Kazakhstan will export more than two million tons of crude oil to Germany in 2023-2024
After the first test delivery last year, Kazakhstan signed an agreement with Germany, under which the former Soviet Central Asian republic will supply German refineries with more than one million tons of crude oil by the end of 2024. Supplies will be provided by the state oil company Kazmunaigas (KMG). Crude oil from the Karachaganak fields will be transported through pipelines owned by Kazakhstan’s Kaztransoil and Russia’s Transneft companies.
So far, Kazakhstan has already exported 500 thousand tons of crude oil to Germany in the first five months of the year, and by the end of the year the supplies should exceed one million tons.

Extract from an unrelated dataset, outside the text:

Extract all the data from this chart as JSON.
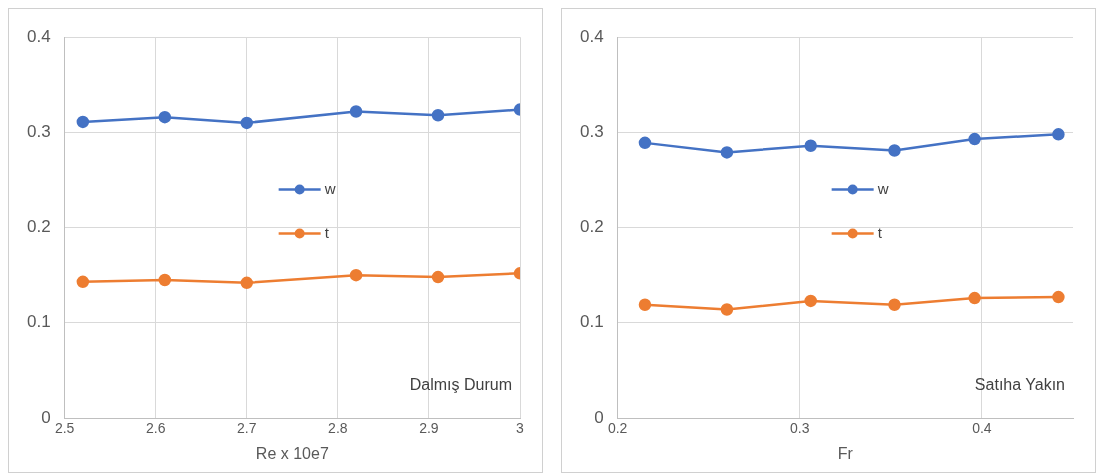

According to KMG’s press release, despite the “green” agenda in Western Europe, Kazakhstan’s demand for liquid hydrocarbons is growing. At the end of 2022, Germany entered into an agreement with Kazakhstan to purchase crude oil with transportation through the Russian Druzhba pipeline to supply crude oil to a refinery in the German city of Schwedt. In 2023, Kazakhstan exported 993 thousand tons of oil to Germany, and for 2024 the volume of transit of Kazakh oil to Germany through the Druzhba pipeline, agreed between Astana and Moscow, will amount to 1.2 million tons.
The Druzhba oil pipeline was built by the Soviet Union in 1964 to connect the USSR’s oil facilities with some countries of the socialist camp: Hungary, Czechoslovakia, Poland, the former Yugoslavia, and East Germany (GDR), where Schwedt’s refineries are located.